Потом было застолье — шумное и веселое. По случаю семейного праздника мать приготовила жаркое из баранины и рисовую запеканку, причем даже из натурального риса, которого Эрнесту до той поры и пробовать не приходилось. Отец извлек из бара бутыль домашней наливки, которой гордился не меньше, чем удачно сведенным годовым балансом. Наливке воздали должное — за исключением Эрнеста и младших двойняшек, естественно. Вот тогда-то раскрасневшийся и довольный дядя Вили стал расспрашивать детей, кто кем хочет стать. И когда очередь дошла до Эрнеста, он без запинки выпалил: «Самым знаменитым скрипачом в мире!» Дядюшка расхохотался, изрек сакраментальную фразу о скромности, а потом добавил эти самые слова: «Впрочем, скромность — верный путь к безвестности»…

Отец, естественно, не принял Эрнеста всерьез. Он полагал, что надежная служба дает человеку стабильность, которой не хватает зыбкой карьере музыканта. Вот он, бухгалтер в крупной строительной фирме, точно знает, что его работа всегда нужна.

— А знаешь, Свен, — возразил дядя Вили, — лет еще этак через десять-пятнадцать даже в такой фирме, как ваша, установят интеллектуальный терминал, подключенный к вычислительной сети, и от всей твоей бухгалтерии останется в лучшем случае один средний руки клерк. Так что советую тебе пересмотреть позиции, зятек. А парнишка твой прав: во всяком деле надо стремиться быть первым. Пусть демагоги и краснобаи твердят, что неважно, достигает человек цели или нет, главное — чтобы эта цель была. Так можно лишь оправдать собственную бездарность, скудоумие, неумение добиваться и пробиваться… А парня ты покажи специалистам. И если сочтут, что из него выйдет толк…

Отец нахмурился, перевел разговор на что-то другое; он искренне полагал, что лучший способ выиграть спор — это вовремя из него выйти.

Но победителем вышел-таки дядя. Или Эрнест — благодаря дяде. Потому что отцовского заработка при всем желании не хватило бы, чтобы платить за учение там, где учился Эрнест. Учился и был всегда первым. Ему прочили карьеру и славу. О нем уже писали газеты, он уже занимал призовые места на конкурсах-национальных и региональных, хотя и не таких представительных, как этот, конечно. У него появились уже свои поклонники и особенно поклонницы, которые засыпали его письмами и жадно набрасывались на свежие номера «Ханны», с приватной доверительностью сообщавшей об очередных шалостях восходящей звезды…

Нельзя сказать, что такая атмосфера доставляла Эрнесту удовольствие. Но он накрепко запомнил оброненные как-то дядюшкой слова: «без паблисити нет просперити». А ему нужно было это самое просперити, нужно прямо-таки позарез. У него были свой план, своя мечта, своя цель, и он добивался их с упорством, достойным дяди Вили. Но для достижения мечты нужны были деньги. И пока его счет хоть медленно, но рос, он чувствовал себя на правильном пути.

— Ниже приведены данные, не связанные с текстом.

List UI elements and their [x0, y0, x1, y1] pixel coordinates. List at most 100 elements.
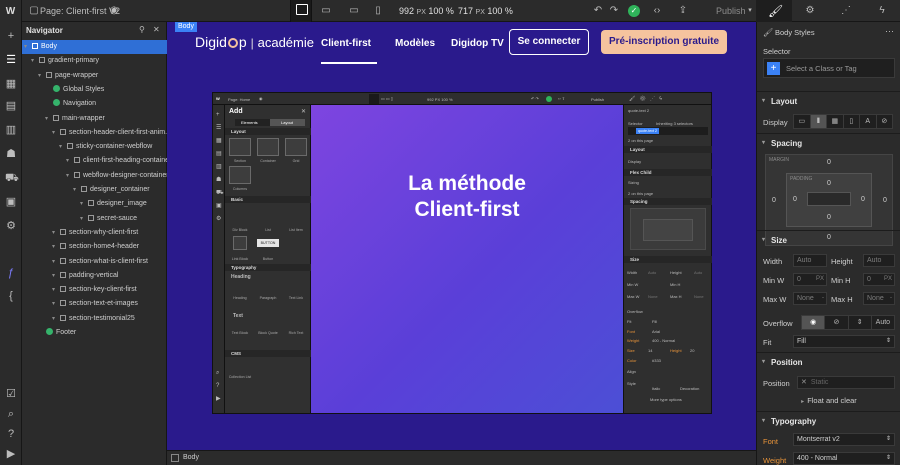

Однако на пути лежал этот, нынешний конкурс. Первое место ему прочили едва ли не в один голос. И оно, это первое место, решало почти все проблемы: ведь победителя немедленно облепляют налетающие, как мотыльки на свечу, импрессарио, и каждый подсовывает свой контракт. А среди этих контрактов почти наверняка есть хоть один тот, золотой, который нужно только правильно угадать. И тогда — будущее обеспечено.

Эрнест мечтал о собственной музыкальной школе. И еще — об утверждении стипендии для тех, кто подобно ему самому не смог бы платить за обучение. Но для того чтобы из прекраснодушных мечтаний эти планы стали реальностью, нужна была победа на конкурсе, нужен был золотой контракт. А теперь — теперь все рухнуло. На следующий конкурс ему рассчитывать нечего, ведь Грейвс — это конкурент, которого не обойти, тут надо быть честным с самим собой. Конечно, это не совсем трагедия: все-таки второе место — это второе место, но оно может принести лишь серебряный контракт. Это жизнь. И, может быть, неплохая. Но не исполнение мечты…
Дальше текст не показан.